Mas ele aponta que — “além do erro jurídico de se misturar conceitos diferentes — há sérios riscos de deterioração de direitos humanos”.

"O assassinato de 'narcoterroristas' equivale à justiça pelas próprias mãos, própria de um Estado gângster”. É o que vimos na Megaoperação no Rio de Janeiro.

As discussões no Congresso Nacional

No Brasil, o Congresso está discutindo pelo menos dois projetos de lei que ampliam o conceito de terrorismo previsto na Lei Antiterrorismo de 2016 para incluir o tráfico de drogas.

A Lei Antiterrorismo de 2016 afirma que "o terrorismo consiste na prática por um ou mais indivíduos dos atos previstos neste artigo, por razões de xenofobia, discriminação ou preconceito de raça, cor, etnia e religião, quando cometidos com a finalidade de provocar terror social ou generalizado, expondo a perigo pessoa, patrimônio, a paz pública ou a incolumidade pública".


O projeto de lei 724/2025, do Coronel Meira (PL-PE), avançou este mês na Comissão de Segurança Pública da Câmara dos Deputados e propõe ampliar essa definição para incluir narcoterrorismo.

"Ataques a ônibus, escolas, batalhões, delegacias e até hospitais têm a finalidade de gerar terror social e paralisar a resposta estatal. É exatamente este o conceito jurídico de terrorismo: violência com o intuito de causar pânico e desorganização coletiva", diz o relator do projeto, o deputado Fabio Costa (PP-AL).

O projeto de lei 1283/2025, do deputado Danilo Forte (União Brasil-CE), estende "a aplicação da lei a organizações criminosas e a milícias privadas que realizem atos de terrorismo".

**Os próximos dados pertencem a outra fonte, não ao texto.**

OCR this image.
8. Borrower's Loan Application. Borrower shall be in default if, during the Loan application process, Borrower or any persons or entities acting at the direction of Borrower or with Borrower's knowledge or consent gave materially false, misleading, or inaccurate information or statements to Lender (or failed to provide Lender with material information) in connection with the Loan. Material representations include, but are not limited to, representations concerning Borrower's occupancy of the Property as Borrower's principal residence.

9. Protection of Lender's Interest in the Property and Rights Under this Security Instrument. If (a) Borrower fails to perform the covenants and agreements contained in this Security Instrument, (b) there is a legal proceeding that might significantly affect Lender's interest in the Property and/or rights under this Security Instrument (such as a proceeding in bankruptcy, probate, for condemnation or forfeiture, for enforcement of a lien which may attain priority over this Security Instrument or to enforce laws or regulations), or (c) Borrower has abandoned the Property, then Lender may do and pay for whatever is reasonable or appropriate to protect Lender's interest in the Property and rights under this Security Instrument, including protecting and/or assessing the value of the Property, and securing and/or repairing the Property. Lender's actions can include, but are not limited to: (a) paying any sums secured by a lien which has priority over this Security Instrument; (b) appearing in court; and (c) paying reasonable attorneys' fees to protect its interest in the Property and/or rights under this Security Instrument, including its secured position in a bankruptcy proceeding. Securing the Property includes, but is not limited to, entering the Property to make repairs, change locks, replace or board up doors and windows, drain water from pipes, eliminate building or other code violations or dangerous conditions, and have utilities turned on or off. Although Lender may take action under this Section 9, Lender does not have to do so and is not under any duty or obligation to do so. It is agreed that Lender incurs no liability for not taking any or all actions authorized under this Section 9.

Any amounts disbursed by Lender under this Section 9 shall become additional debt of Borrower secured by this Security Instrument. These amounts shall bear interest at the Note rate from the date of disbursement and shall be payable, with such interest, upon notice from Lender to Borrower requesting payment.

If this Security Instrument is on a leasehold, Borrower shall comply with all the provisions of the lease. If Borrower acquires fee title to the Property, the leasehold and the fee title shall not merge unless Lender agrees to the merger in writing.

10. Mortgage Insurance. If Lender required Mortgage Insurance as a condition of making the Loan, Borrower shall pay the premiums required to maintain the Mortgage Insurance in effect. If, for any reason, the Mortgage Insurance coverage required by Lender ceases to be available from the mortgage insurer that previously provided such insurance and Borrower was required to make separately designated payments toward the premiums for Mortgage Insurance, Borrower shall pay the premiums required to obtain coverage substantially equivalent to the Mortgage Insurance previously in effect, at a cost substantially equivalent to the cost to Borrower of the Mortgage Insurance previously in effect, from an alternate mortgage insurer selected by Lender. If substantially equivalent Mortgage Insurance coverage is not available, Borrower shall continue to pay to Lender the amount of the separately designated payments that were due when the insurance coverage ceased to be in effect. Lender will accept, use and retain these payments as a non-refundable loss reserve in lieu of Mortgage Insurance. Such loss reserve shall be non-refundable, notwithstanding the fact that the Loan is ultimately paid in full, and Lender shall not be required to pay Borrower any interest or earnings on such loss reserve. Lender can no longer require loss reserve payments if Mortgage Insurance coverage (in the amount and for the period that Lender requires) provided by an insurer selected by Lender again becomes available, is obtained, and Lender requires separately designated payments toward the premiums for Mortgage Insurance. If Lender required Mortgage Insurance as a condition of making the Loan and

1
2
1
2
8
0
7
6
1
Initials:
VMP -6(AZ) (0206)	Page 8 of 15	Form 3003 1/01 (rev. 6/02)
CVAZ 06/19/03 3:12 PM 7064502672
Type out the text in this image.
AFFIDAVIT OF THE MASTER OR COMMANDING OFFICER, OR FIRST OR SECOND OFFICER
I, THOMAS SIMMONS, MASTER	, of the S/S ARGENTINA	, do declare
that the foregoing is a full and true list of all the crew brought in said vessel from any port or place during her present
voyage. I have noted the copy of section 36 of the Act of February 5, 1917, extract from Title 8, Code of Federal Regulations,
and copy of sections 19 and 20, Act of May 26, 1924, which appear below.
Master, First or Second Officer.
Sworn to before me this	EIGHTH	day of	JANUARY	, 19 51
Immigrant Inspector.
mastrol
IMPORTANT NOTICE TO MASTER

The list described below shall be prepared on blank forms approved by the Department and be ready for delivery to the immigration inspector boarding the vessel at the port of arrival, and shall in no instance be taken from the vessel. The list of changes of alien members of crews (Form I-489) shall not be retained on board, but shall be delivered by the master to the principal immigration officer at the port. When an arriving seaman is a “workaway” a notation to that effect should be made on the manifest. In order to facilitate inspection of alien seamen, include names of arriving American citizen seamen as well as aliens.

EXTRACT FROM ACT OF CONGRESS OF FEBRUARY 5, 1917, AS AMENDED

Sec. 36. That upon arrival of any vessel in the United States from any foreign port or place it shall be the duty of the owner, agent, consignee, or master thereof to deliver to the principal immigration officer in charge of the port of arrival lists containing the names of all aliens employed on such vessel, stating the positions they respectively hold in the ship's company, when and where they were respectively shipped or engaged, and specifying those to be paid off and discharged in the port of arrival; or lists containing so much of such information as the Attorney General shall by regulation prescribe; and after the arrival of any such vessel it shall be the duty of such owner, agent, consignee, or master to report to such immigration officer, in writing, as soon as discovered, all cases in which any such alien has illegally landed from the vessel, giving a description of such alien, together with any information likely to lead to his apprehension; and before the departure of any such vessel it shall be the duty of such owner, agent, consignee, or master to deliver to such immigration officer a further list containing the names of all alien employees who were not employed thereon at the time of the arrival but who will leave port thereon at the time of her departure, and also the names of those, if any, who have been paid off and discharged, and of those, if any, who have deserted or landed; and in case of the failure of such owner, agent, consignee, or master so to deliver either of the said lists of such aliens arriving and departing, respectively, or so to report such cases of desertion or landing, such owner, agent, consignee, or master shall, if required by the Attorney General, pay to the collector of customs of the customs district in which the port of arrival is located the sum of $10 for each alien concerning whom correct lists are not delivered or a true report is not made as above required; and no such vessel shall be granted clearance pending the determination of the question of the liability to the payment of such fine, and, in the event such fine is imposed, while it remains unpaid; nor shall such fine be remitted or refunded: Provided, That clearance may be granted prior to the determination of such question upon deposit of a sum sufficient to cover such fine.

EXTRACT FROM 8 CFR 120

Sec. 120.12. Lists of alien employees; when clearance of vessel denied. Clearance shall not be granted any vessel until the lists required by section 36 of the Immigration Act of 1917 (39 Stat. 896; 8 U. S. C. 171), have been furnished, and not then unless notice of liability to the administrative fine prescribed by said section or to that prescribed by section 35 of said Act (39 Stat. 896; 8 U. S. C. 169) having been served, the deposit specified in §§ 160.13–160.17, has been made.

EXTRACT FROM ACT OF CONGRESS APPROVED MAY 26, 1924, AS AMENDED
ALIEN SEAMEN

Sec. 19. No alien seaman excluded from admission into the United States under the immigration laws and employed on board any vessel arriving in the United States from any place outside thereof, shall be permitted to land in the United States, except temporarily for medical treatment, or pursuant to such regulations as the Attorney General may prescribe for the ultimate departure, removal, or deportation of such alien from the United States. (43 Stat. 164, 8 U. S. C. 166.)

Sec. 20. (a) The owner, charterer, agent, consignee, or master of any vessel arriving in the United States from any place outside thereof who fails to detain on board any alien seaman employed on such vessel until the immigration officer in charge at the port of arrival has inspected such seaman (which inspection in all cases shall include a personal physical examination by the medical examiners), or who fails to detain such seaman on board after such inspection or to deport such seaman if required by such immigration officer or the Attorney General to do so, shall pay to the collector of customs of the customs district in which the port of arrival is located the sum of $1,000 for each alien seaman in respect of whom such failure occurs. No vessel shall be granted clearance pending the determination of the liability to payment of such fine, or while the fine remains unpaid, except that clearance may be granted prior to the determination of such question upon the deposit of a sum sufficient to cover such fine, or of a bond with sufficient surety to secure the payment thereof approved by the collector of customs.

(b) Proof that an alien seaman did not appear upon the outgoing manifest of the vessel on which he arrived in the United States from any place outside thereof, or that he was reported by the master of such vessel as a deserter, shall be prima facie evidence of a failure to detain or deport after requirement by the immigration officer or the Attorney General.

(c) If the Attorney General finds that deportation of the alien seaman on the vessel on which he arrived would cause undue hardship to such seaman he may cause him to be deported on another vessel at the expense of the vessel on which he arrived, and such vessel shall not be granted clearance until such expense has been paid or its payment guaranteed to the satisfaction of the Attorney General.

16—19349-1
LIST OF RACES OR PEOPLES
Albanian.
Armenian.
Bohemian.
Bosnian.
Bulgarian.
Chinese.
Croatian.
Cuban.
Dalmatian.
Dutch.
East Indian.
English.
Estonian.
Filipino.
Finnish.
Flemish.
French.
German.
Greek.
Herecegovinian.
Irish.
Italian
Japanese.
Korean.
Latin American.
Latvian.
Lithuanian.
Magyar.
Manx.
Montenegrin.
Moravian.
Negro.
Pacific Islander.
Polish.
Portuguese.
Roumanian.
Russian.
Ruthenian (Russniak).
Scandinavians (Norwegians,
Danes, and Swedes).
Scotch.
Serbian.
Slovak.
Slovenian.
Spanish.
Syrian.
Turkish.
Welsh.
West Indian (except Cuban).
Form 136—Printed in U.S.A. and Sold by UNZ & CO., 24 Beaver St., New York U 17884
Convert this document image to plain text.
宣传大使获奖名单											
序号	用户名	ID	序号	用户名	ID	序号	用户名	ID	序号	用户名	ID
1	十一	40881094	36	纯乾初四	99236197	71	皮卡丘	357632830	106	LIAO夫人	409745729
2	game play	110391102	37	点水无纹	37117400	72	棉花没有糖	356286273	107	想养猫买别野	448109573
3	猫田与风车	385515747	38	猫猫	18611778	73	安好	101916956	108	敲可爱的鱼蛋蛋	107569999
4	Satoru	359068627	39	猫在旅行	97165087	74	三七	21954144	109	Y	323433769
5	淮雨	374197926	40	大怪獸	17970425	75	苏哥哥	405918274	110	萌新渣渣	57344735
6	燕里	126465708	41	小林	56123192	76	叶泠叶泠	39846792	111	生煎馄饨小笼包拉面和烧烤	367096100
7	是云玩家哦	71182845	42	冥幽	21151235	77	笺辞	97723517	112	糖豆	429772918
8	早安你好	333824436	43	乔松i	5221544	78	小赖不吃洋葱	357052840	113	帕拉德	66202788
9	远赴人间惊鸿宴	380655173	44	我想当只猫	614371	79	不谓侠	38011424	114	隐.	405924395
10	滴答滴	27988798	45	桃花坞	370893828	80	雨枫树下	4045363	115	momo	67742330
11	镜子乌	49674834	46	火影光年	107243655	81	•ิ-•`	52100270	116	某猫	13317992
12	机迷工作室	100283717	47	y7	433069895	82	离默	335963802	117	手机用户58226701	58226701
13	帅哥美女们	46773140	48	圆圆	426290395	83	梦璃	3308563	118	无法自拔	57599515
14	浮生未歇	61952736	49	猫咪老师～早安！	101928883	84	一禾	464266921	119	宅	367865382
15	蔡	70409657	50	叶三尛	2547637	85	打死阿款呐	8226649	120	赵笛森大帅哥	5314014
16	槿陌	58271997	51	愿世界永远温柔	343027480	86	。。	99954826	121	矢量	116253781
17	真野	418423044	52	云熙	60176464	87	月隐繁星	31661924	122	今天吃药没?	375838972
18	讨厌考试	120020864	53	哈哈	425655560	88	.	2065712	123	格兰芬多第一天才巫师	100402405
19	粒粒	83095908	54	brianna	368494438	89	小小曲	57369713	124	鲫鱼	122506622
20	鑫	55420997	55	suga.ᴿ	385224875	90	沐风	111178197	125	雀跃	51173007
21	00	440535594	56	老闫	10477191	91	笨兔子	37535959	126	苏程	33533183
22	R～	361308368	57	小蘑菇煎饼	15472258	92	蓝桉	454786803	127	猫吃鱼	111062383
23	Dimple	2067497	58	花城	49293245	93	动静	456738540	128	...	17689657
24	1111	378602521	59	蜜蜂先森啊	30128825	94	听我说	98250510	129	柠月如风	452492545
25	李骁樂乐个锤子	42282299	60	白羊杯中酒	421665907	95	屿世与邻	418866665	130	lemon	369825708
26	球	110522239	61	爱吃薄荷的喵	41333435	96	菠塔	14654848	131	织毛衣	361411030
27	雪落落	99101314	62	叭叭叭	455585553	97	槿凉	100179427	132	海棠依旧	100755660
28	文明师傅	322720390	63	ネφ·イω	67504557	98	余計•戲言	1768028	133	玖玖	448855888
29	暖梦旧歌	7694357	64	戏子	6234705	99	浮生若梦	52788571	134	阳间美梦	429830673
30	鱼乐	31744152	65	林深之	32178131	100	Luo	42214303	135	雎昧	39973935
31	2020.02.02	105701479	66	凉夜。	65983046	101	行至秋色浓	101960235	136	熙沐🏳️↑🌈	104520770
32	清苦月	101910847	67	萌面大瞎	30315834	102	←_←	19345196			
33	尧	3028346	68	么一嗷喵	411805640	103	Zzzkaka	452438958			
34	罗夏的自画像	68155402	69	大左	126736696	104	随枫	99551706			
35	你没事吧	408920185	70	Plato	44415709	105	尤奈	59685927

O secretário de Segurança de São Paulo, Guilherme Derrite se afastou do seu cargo e voltou a ocupar a vaga de deputado para relatar esse projeto, que teve pedido de trâmite de urgência aprovado no começo do ano.

Governadores de oposição ao governo do presidente Luiz Inácio Lula da Silva já manifestaram apoio a mudar a lei para tratar traficantes como terroristas.

O Consórcio da Paz

Os governadores formaram na quinta-feira – dia 6 de novembro - o que chamam de "Consórcio da Paz" — um projeto de integração para trocar informações de inteligência, prestar apoio financeiro e de contingente policial no combate ao crime organizado.

Participam do consórcio, além do governador do Rio de Janeiro, Claudio Castro (PL), os governadores Romeu Zema (Novo), de Minas Gerais, Jorginho Mello (PL), de Santa Catarina, Eduardo Riedel (Progressistas), do Mato Grosso do Sul, Ronaldo Caiado (União Brasil), de Goiás e de São Paulo, Tarcísio de Freitas (Republicanos). A vice-governadora do Distrito Federal, Celina Leão (Progressistas), também participou de uma reunião do consórcio.

Crime organizado e terrorismo são a mesma coisa?

Após a megaoperação no Rio de Janeiro, os governos de Argentina e Paraguai anunciaram que passaram a classificar o Comando Vermelho e o Primeiro Comando da Capital (PCC) como grupos terroristas.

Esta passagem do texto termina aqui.